Puffs.  Puffs. Puffs.

And he'll tug on your arm again.

And if you still don't give in, he'll say:

"Pups."

That's when you know you've pushed him as far as you can: You made him say a word, and our rule is: When Mr F talks, he gets what he wants.

That's the power, I suppose, of not ever talking, hardly: he uses words so rarely that on those occasions when he actually decides to say something, he gets it.

"Go" he'll tell us sometimes when we want him to come do something and he doesn't want to.  So we go.

"More" he'll say to me when he wants me to swing him around in his blanket a 10th time and I'm already sweating and dizzy, but I swing him more.

"Go," he'll say, handing Sweetie the car keys because he wants to take a ride, and we all hop in the car and take him for a ride.

When you want a kid to use words, you can't ignore him when he uses words.

So we set a rule:  Say puffs and you get more.

And he started saying it, over and over: Pups.  More.  Pups.  More.

So he started getting more and more pups and we had bowls of them laying around and were going through 10 bags a week, or more.  It is ridiculous.  Sweetie goes to the grocery store and half the cart, if not more, is pups.  She buys them out, every week.  We go to other stores to get them, making special trips, because Mr F wants pups and we want him to talk and so when he says more pups because the ones in the five bowls on the table are not the right ones, we want to have more pups available.

But I am not made of money and pups are not inexpensive, and so this week we decided we would be sneaky about it.  When Mr F is not looking, we take the unused bowls of pups and put them back in the bag, recycling the pups that are still edible and not stale, so that when he gets a new bowl of pups it's actually the old bowl.
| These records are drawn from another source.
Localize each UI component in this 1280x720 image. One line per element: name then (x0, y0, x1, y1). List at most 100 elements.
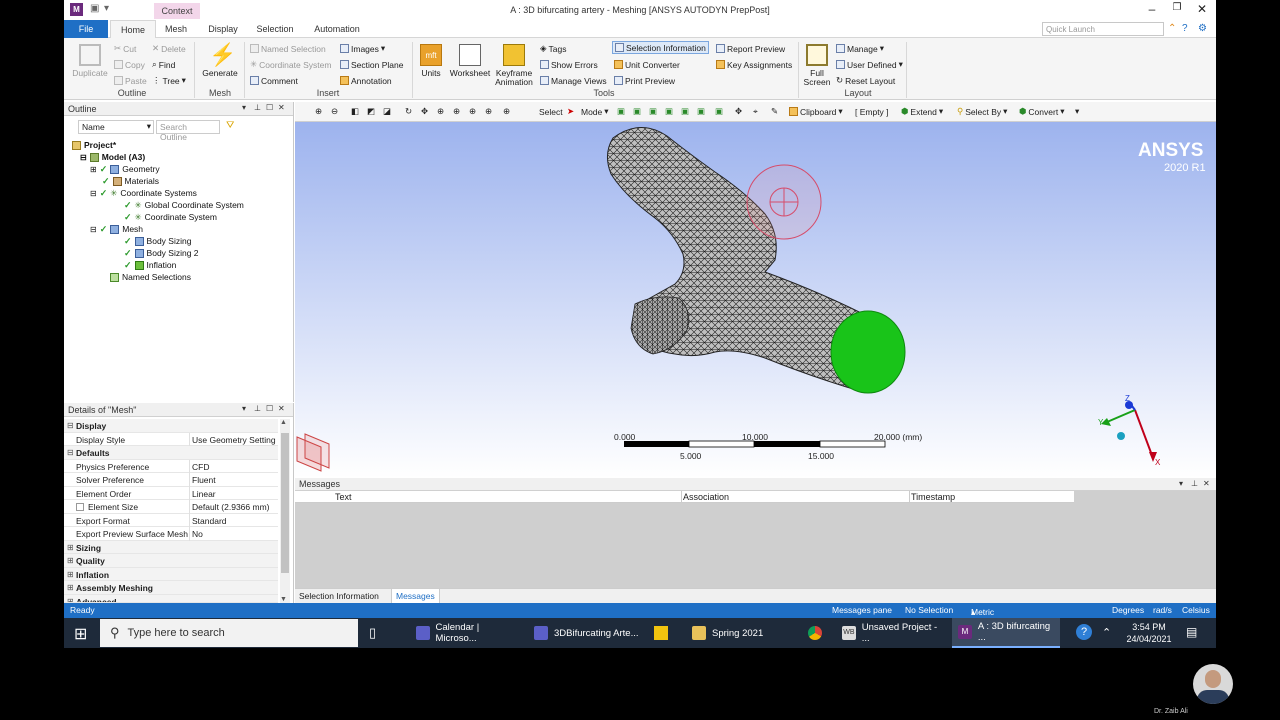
caret-up-icon[interactable]: ⌃ (1168, 23, 1176, 34)
convert-button[interactable]: ⬢ Convert ▾ (1019, 105, 1064, 118)
details-row-sizing[interactable]: ⊞ Sizing (64, 540, 278, 554)
column-timestamp[interactable]: Timestamp (911, 492, 955, 502)
manage-views-button[interactable]: Manage Views (540, 74, 607, 87)
help-icon[interactable]: ? (1076, 624, 1092, 640)
restore-icon[interactable]: ❐ (1167, 2, 1187, 13)
report-preview-button[interactable]: Report Preview (716, 42, 785, 55)
taskbar-app-meshing[interactable]: MA : 3D bifurcating ... (952, 618, 1060, 648)
tab-selection-information[interactable]: Selection Information (299, 591, 379, 601)
tree-item-model[interactable]: ⊟ Model (A3) (80, 151, 145, 163)
close-panel-icon[interactable]: ✕ (278, 404, 285, 413)
scope-icon[interactable]: ⌖ (753, 105, 758, 118)
help-icon[interactable]: ? (1182, 23, 1188, 34)
tree-item-body-sizing[interactable]: ✓ Body Sizing (124, 235, 191, 247)
named-selection-button[interactable]: Named Selection (250, 42, 326, 55)
quick-launch-input[interactable]: Quick Launch (1042, 22, 1164, 36)
duplicate-button[interactable]: Duplicate (68, 42, 112, 78)
details-scrollbar[interactable]: ▲ ▼ (280, 419, 290, 603)
element-face-select-icon[interactable]: ▣ (715, 105, 723, 118)
zoom-to-fit-icon[interactable]: ⊕ (485, 105, 492, 118)
filter-icon[interactable]: ⛛ (226, 120, 234, 131)
tree-item-mesh[interactable]: ⊟ ✓ Mesh (90, 223, 143, 235)
tab-messages[interactable]: Messages (391, 589, 440, 604)
details-row-export-preview-surface-mesh[interactable]: Export Preview Surface Mesh No (64, 527, 278, 541)
annotate-icon[interactable]: ✎ (771, 105, 778, 118)
taskbar-clock[interactable]: 3:54 PM 24/04/2021 (1124, 621, 1174, 645)
zoom-fit-icon[interactable]: ⊕ (453, 105, 460, 118)
select-by-button[interactable]: ⚲ Select By ▾ (957, 105, 1007, 118)
element-size-checkbox[interactable] (76, 503, 84, 511)
chevron-down-icon[interactable]: ▾ (1179, 479, 1183, 488)
angular-velocity-units[interactable]: rad/s (1153, 605, 1172, 615)
find-button[interactable]: ⌕ Find (152, 58, 175, 71)
body-select-icon[interactable]: ▣ (665, 105, 673, 118)
search-outline-input[interactable]: Search Outline (156, 120, 220, 142)
column-association[interactable]: Association (683, 492, 729, 502)
graphics-viewport[interactable]: ANSYS 2020 R1 0.000 10.000 20.000 (mm) 5… (295, 122, 1216, 478)
details-row-element-size[interactable]: Element Size Default (2.9366 mm) (64, 500, 278, 514)
taskbar-app-unsaved-project[interactable]: WB Unsaved Project - ... (836, 618, 946, 648)
details-row-physics-preference[interactable]: Physics Preference CFD (64, 459, 278, 473)
tags-button[interactable]: ◈ Tags (540, 42, 567, 55)
tab-home[interactable]: Home (110, 20, 156, 38)
settings-icon[interactable]: ⚙ (1198, 23, 1207, 34)
scrollbar-thumb[interactable] (281, 433, 289, 573)
section-plane-view-icon[interactable] (296, 433, 330, 472)
select-button[interactable]: Select (539, 105, 563, 118)
unit-converter-button[interactable]: Unit Converter (614, 58, 680, 71)
generate-mesh-button[interactable]: ⚡ Generate (198, 42, 242, 78)
task-view-icon[interactable]: ▯ (369, 625, 376, 641)
coordinate-system-button[interactable]: ✳ Coordinate System (250, 58, 331, 71)
vertex-select-icon[interactable]: ▣ (617, 105, 625, 118)
delete-button[interactable]: ✕ Delete (152, 42, 186, 55)
details-row-export-format[interactable]: Export Format Standard (64, 513, 278, 527)
full-screen-button[interactable]: Full Screen (802, 42, 832, 87)
maximize-icon[interactable]: ☐ (266, 404, 273, 413)
taskbar-app-calendar[interactable]: Calendar | Microso... (410, 618, 520, 648)
mode-cursor-icon[interactable]: ➤ (567, 105, 574, 118)
tree-item-body-sizing-2[interactable]: ✓ Body Sizing 2 (124, 247, 199, 259)
pin-icon[interactable]: ⊥ (254, 404, 261, 413)
face-select-icon[interactable]: ▣ (649, 105, 657, 118)
angle-units[interactable]: Degrees (1112, 605, 1144, 615)
reset-layout-button[interactable]: ↻ Reset Layout (836, 74, 895, 87)
selection-information-button[interactable]: Selection Information (612, 41, 709, 54)
toolbar-overflow-icon[interactable]: ▾ (1075, 105, 1079, 118)
details-row-quality[interactable]: ⊞ Quality (64, 554, 278, 568)
keyframe-animation-button[interactable]: Keyframe Animation (492, 42, 536, 87)
details-row-solver-preference[interactable]: Solver Preference Fluent (64, 473, 278, 487)
rotate-icon[interactable]: ↻ (405, 105, 412, 118)
taskbar-search-box[interactable]: ⚲ Type here to search (100, 619, 358, 647)
copy-button[interactable]: Copy (114, 58, 145, 71)
worksheet-button[interactable]: Worksheet (448, 42, 492, 78)
shaded-view-icon[interactable]: ◩ (367, 105, 375, 118)
close-panel-icon[interactable]: ✕ (1203, 479, 1210, 488)
images-button[interactable]: Images ▾ (340, 42, 385, 55)
zoom-out-icon[interactable]: ⊕ (469, 105, 476, 118)
zoom-in-icon[interactable]: ⊕ (437, 105, 444, 118)
tree-item-materials[interactable]: ✓ Materials (102, 175, 159, 187)
tab-file[interactable]: File (64, 20, 108, 38)
messages-pane-toggle[interactable]: Messages pane (832, 605, 892, 615)
mode-button[interactable]: Mode ▾ (581, 105, 609, 118)
chevron-down-icon[interactable]: ▾ (242, 103, 246, 112)
tree-item-named-selections[interactable]: Named Selections (110, 271, 191, 283)
minimize-icon[interactable]: – (1142, 2, 1162, 16)
zoom-icon[interactable]: ⊕ (315, 105, 322, 118)
tree-item-coordinate-systems[interactable]: ⊟ ✓ ✳ Coordinate Systems (90, 187, 197, 199)
tab-automation[interactable]: Automation (309, 20, 365, 38)
details-row-assembly-meshing[interactable]: ⊞ Assembly Meshing (64, 581, 278, 595)
manage-button[interactable]: Manage ▾ (836, 42, 884, 55)
clipboard-button[interactable]: Clipboard ▾ (789, 105, 843, 118)
extend-button[interactable]: ⬢ Extend ▾ (901, 105, 943, 118)
tab-display[interactable]: Display (200, 20, 246, 38)
tab-selection[interactable]: Selection (250, 20, 300, 38)
tree-item-project[interactable]: Project* (72, 139, 116, 151)
tree-item-inflation[interactable]: ✓ Inflation (124, 259, 176, 271)
comment-button[interactable]: Comment (250, 74, 298, 87)
paste-button[interactable]: Paste (114, 74, 147, 87)
print-preview-button[interactable]: Print Preview (614, 74, 675, 87)
taskbar-app-3dbifurcating[interactable]: 3DBifurcating Arte... (528, 618, 640, 648)
maximize-icon[interactable]: ☐ (266, 103, 273, 112)
sticky-notes-icon[interactable] (654, 626, 668, 640)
It's hard to tell if it's working, in one sense.  It's hard to tell if it's working in that I can't figure out if Mr F is actually eating the recycled pups or if he is looking at them and seeing that none of them are suitable and so he's rejecting them faster and we're simply cycling through them more and more frequently.  Whatever it is that disqualifies a pup, it seems that putting them through the cycle again doesn't requalify them, sometimes.  This morning, for example, I used the pups that Mr F had rejected last night, and while it usually takes him 10-20 minutes to get through three bowls and reject them all, this morning he went through the four bowls in a matter of moments before giving up and moving on to something else to eat, so I think that we are probably not in the end going to save money on pups because I think there really is something about the ones Mr F is picking out and those really are different, and so when we recycle them we're simply giving him the ones that don't measure up, for whatever reason, and we still end up going on to the "new" pups.  So it doesn't seem like our cost-saving measure is working.

But in another sense, it's working great: Mr F talks to me.  It's just about pups, but he talks to me. If I had to spend every last cent I ever earned on cheese puffs to get him to hold a conversation with me, it'd be totally worth it.


3 comments:

PT Dilloway said...

Maybe instead of silverware you should try to get him to use chopsticks on the macaroni and cheese.

One of my sisters has always been real picky about chicken, though not quite THAT picky. But when she eats a chicken breast if there's even the tiniest bit that's not absolutely white, she won't eat that part of it, which I always find ridiculous. But then I get the scraps, so it works out well for me.

Michael Offutt, Phantom Reader said...

I think all youngsters learn early that cheese tastes really good on stuff.

Andrew Leon said...

That sort of reminds me of taking the dog out to go to the bathroom and watching her search around for a spot to pee. And I just can't figure out how one spot can be better than another spot.

My brother used to eat Cream-of-Wheat with his fingers. At least there is a macaroni in mac'n'cheese.